Crime et expiation est l’un des deux derniers dessins exécutés par Grandville avant sa mort. L’espèce de prescience qu’il en avait intrigue généralement beaucoup ses biographes, bien sûr le sort s’était acharné sur lui, la mort de ses enfants l’affecte particulièrement – le petit Georges, dernier né de son premier mariage décède en janvier 1847. Il n’empêche que ce décès demeure des plus mystérieux, Grandville disparaissant malgré tout en pleine santé. Crime et expiation paraîtra de façon posthume dans la revue, Le Magasin pittoresque, à laquelle il était destiné, en juillet 1847.
Laure Garcin(1) y voit « un testament et la récapitulation de ses échecs. », cette interprétation est évidemment plausible. La gravure illustre particulièrement bien l’idée souvent ressassée selon laquelle Grandville serait un précurseur de la bande dessinée. Le mouvement d’ensemble, sinusoïdal semble effectivement nous conter une histoire, Freud y aurait probablement décelé le contenu manifeste d’un rêve. Du combat mené entre les deux personnages, en haut à gauche au personnage qui, en bas à droite se précipite vers une croix blanche, nous pouvons affirmer, sans trop nous fourvoyer qu’il s’agit d’un itinéraire symbolique qui, probablement retrace la vie du dessinateur.
La scène initiale, le combat renvoie de façon assez probable à la « scène primitive freudienne ». On pourrait objecter qu’il est paradoxal de représenter la femme (mère de l’auteur) sous la forme d’un arbre, ce serait ignorer le symbolisme jungien qui fait de l’arbre un symbole essentiellement féminin (protecteur, agent de la transmission…), que l’on songe par exemple à Grand-mère feuillage dans le Pocahontas des studios Disney. Notre hypothèse se trouve corroborée par la croix noire située à proximité ou par la fontaine surmontée d’une urne funéraire. Nous savons que Grandville, dans l’esprit de ses parents, remplaça un frère aîné, décédé peu de temps avant sa naissance et qu’il fut même appelé, dans les premiers mois de sa vie, du prénom de ce frère aîné. Ce drame familial pourrait expliquer les larmes abondantes qui coulent de l’arbre.
Laure Garcin montre très bien dans son ouvrage que l’image est à lire comme une trajectoire qui conduirait le personnage du rêveur représenté par différents symboles (la fontaine, la récurrence d’un personnage traqué) d’une situation de quasi impuissance à la promesse d’une libération. Les eaux de la Fontaine initiale se dirigent vers la terre, la croix au départ est blanche. Alors que, dans la situation finale, les eaux de la fontaine semblent jaillir et rejoindre l’horizon et, de noire, la croix est devenue blanche.

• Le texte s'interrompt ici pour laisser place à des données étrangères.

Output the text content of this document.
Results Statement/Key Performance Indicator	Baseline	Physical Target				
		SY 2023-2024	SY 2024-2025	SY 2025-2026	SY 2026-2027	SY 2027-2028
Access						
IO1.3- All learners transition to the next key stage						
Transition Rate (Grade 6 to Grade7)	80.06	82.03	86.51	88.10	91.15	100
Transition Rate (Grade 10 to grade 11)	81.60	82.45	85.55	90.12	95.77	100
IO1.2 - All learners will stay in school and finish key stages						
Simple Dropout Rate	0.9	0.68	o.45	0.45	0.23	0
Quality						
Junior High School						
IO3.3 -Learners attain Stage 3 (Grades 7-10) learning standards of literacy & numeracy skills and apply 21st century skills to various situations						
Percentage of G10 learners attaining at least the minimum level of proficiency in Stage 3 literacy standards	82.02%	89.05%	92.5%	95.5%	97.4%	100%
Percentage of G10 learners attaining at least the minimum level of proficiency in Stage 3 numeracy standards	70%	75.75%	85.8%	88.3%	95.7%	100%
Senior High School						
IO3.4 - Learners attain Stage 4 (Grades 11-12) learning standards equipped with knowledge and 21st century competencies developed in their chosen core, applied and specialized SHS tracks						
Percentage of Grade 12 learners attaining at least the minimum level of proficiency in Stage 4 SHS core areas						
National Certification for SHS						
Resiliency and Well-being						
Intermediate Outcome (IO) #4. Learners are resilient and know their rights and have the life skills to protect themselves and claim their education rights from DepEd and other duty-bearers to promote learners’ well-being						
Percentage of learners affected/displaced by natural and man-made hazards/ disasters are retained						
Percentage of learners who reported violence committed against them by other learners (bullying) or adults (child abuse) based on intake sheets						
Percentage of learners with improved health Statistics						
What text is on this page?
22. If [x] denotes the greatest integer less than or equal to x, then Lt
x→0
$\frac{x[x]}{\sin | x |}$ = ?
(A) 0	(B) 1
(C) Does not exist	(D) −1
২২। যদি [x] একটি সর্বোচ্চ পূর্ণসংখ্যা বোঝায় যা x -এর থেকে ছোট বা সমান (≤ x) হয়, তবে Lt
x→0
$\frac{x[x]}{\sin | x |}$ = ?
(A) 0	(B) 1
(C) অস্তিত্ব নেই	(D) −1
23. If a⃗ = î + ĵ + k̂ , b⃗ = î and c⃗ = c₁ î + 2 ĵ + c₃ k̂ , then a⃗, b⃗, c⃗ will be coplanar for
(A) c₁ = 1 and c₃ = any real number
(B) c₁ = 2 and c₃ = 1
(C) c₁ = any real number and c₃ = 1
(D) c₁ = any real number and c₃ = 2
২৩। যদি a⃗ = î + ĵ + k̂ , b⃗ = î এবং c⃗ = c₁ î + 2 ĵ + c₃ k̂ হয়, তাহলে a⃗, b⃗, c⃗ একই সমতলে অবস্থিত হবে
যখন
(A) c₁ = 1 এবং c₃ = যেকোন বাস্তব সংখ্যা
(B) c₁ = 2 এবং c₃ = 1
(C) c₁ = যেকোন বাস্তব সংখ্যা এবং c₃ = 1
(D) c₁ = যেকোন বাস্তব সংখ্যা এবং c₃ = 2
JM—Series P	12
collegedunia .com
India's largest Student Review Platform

Je ne suis pas sûr qu’on puisse donner de ce parcours une vision si optimiste, il me semble au contraire qu’impuissant à régler les nombreux conflits internes qui l’assaillaient, l’artiste ait fait le choix délibéré de la mort. De même, lorsque Laure Garcin dénie toute symbolique religieuse à cette œuvre – elle juge Grandville trop éclairé pour avoir recours au symbole religieux – elle se trompe ignorant la dynamique jungienne de l'inconscient - Jung a parfaitement démontré que la symbolique religieuse ne concerne seulement les personnalités dont l'existence consciemment est influencée par la religion.
Nous ne savons que peu de choses des rapports que Grandville entretint avec ses parents, avec sa mère en particulier. Laure Garcin, s’appuyant sur un dessin réalisé par Grandville, alors qu’il avait quinze ans, en induit assez justement qu’il devait percevoir sa mère comme un personnage autoritaire et dépourvue de fantaisie, sans doute totalement insensible à ses dons artistiques. On peut de fait interpréter la présence de l’œil, à la fois fermé et ouvert dans une balance puis résolument ouvert comme l’œil d’une mère castratrice à laquelle tente d’échapper le rêveur. La colonne brisée en bas à gauche, confirme cette hypothèse. Une lecture religieuse peut aussi nous renvoyer (de façon anticipée) à la Légende des siècles :
« L’œil était dans la tombe et regardait Caïn ». Il n’y aurait rien d’extraordinaire, étant donné les circonstances de sa naissance, à ce que Grandville se soit ressenti comme un nouveau Caïn. Son cas n’est pas sans faire penser à celui de James Barrie, l’auteur de Peter Pan, qui éprouva si douloureusement la douleur maternelle quand elle perdit son fils (frère aîné aîné de Barrie) qu’il en prit la décision de ne pas grandir. Il est à noter que sa trajectoire est tout aussi parsemée de décès que celle de Grandville.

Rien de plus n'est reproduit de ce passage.